Surviving spouse (< 59.5)

Good Morning

Facts:
Deceased spouse, 68, leaving his IRA to his spouse, 55
Spouse may need to withdraw assets prior to attaining 59.5

Please confirm/comment:

The surviving spouse retitles the IRA as an inherited IRA.
The 10% penalty would not apply as the withdrawal would a distribution due to death

My thought is to have the IRA remain as an inherited till the deceased spuose would have reached his RBD then roll it into the suriving spouses own IRA or make the inherited their own.

Again, thanks in advanceBrian.



Yes, you are correct.

The surviving spouse can take penalty free distributions until she is 59.5, and can then roll the IRA over to her own IRA. However, the surviving spouse must also start RMDs as a beneficiary in the year the decedent would have reached 70.5. She would be 57 that year and must take an RMD based on her recalculated life expectancy.
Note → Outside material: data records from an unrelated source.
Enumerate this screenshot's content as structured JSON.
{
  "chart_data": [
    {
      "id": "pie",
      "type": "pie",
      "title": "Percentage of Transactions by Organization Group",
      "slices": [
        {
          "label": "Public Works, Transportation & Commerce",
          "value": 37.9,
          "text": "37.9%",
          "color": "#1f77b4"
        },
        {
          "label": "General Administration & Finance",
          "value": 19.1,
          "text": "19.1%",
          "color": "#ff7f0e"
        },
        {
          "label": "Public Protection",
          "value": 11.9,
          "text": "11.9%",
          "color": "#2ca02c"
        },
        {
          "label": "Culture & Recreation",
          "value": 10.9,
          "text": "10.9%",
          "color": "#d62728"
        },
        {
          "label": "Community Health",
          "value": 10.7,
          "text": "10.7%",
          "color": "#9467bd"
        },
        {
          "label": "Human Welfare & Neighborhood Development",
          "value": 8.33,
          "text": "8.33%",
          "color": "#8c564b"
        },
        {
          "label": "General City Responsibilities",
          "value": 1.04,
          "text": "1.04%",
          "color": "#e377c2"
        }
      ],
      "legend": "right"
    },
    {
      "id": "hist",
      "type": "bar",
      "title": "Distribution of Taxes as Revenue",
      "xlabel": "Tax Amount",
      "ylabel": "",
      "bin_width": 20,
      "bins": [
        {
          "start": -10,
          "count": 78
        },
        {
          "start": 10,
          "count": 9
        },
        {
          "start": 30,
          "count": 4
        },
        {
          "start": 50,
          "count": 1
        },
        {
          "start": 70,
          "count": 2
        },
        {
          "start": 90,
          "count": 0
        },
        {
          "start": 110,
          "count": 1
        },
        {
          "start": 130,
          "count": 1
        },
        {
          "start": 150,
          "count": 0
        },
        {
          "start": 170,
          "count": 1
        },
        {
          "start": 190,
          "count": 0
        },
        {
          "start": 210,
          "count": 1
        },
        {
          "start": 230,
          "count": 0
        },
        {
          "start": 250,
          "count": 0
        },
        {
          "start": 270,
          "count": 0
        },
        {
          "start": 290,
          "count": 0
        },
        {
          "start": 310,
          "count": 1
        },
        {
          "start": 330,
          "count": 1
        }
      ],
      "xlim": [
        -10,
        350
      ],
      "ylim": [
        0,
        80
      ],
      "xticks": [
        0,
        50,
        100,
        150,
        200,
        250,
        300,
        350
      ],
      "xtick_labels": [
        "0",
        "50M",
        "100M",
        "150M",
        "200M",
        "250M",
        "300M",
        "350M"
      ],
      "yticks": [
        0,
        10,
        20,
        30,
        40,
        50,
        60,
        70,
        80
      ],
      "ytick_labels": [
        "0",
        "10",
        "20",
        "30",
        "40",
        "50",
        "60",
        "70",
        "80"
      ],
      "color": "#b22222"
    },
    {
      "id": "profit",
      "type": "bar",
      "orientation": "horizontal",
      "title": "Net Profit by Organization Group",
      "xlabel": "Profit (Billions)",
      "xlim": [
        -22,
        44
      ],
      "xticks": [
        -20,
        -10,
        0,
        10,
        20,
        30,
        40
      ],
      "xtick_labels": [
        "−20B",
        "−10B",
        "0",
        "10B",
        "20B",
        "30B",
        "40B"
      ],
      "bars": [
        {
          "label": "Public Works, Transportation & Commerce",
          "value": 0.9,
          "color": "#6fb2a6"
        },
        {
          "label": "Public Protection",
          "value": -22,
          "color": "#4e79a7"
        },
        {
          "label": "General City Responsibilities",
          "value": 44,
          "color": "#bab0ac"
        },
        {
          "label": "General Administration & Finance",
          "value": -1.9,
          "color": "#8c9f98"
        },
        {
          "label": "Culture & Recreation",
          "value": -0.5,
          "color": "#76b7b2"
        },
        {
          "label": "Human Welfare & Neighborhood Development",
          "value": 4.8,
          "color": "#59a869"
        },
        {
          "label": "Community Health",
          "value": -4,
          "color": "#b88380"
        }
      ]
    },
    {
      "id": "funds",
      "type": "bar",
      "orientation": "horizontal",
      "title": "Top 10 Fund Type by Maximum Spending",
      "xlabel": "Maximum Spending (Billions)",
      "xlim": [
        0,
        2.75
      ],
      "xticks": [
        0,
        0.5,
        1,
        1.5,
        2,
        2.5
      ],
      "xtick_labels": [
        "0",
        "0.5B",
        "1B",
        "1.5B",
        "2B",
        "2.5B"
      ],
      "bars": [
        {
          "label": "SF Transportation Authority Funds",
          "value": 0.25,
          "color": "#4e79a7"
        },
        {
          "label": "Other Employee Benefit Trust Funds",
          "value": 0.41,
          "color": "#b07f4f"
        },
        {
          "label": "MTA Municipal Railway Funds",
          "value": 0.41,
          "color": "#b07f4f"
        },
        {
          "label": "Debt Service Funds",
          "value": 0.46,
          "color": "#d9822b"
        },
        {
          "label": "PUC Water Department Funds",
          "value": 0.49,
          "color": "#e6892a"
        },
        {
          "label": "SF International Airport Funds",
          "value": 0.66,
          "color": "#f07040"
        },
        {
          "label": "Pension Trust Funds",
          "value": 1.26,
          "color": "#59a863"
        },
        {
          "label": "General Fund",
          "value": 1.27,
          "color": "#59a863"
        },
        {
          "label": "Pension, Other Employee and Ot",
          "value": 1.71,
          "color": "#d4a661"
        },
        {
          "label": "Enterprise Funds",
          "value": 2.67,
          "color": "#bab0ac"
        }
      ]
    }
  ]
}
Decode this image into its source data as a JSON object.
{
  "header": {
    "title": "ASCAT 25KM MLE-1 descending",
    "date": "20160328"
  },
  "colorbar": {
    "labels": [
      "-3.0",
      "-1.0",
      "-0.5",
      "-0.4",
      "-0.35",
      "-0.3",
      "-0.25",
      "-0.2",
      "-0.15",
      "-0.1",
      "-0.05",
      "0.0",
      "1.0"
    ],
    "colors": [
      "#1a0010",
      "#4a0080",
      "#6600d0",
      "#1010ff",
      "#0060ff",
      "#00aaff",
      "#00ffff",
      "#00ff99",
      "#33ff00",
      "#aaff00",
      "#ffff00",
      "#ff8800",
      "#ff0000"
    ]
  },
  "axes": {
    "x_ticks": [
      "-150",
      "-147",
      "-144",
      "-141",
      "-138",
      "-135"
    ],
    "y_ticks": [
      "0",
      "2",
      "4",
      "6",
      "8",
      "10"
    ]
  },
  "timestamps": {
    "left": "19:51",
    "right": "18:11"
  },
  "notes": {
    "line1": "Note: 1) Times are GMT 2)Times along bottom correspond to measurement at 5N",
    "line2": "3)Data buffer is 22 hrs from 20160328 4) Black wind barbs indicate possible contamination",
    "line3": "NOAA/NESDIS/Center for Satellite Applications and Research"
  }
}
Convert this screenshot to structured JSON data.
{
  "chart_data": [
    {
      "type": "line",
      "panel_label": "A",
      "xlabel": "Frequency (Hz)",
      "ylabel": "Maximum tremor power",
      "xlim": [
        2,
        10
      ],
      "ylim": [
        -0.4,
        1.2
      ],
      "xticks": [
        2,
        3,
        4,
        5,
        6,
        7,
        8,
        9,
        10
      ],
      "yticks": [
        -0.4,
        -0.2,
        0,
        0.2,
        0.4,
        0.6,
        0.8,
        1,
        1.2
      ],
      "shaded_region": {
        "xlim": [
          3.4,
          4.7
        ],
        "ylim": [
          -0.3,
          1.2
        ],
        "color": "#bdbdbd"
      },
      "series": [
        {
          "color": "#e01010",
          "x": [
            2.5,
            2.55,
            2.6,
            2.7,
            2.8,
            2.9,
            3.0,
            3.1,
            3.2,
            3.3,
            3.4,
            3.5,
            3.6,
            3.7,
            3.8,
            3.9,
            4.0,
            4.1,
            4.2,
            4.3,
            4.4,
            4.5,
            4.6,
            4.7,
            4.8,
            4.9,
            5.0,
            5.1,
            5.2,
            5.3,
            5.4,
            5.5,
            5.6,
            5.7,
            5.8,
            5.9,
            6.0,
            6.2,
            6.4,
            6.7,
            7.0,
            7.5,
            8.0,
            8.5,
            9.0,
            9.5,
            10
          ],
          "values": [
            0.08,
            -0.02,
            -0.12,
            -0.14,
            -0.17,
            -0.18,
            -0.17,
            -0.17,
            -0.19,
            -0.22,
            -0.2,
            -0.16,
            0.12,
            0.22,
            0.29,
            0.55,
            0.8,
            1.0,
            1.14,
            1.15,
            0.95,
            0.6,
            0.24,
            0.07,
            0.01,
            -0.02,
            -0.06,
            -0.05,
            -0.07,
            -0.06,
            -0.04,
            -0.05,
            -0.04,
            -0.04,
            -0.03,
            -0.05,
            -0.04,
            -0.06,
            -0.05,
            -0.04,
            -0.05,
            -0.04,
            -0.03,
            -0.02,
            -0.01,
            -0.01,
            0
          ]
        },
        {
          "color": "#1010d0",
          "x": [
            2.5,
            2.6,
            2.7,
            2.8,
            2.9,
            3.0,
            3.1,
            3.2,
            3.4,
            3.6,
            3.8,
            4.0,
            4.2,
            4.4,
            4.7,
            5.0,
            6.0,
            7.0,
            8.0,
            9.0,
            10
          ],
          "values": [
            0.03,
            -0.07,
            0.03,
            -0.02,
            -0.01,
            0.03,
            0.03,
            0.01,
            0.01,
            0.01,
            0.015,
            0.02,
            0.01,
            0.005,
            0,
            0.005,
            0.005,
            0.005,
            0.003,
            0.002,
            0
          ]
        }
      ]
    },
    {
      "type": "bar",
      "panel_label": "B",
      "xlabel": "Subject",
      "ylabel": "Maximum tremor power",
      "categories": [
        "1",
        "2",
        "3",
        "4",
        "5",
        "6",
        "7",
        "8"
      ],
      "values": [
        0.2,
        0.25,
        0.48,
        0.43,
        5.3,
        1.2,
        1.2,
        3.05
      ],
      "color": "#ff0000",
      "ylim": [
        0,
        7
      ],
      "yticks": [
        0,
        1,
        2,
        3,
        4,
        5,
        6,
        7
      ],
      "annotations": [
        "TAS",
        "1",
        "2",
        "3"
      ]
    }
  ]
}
That means that she would use the divisor for age 57 in the SIngle LIfe table for the first year, and in the second year she uses the divisor for age 58 instead of reducing the prior year divisor by 1.0. A sole beneficiary spouse can do this, but a non spouse beneficiary must reduce by 1.0.

Once she reaches 59.5 and rolls the IRA into her own IRA, her beneficiary RMD for that year is erased since she is deemed to have owned the IRA the entire year for RMD purposes. Also, if she fails to take an RMD required as beneficiary, she defaults into ownership status and that could subject her to the penalty.

She should name her own successor beneficiary at the same time the original IRA is re titled in beneficiary format, and also determine if she inherited any basis in the IRA. Check to see if husband filed an 8606 in the past.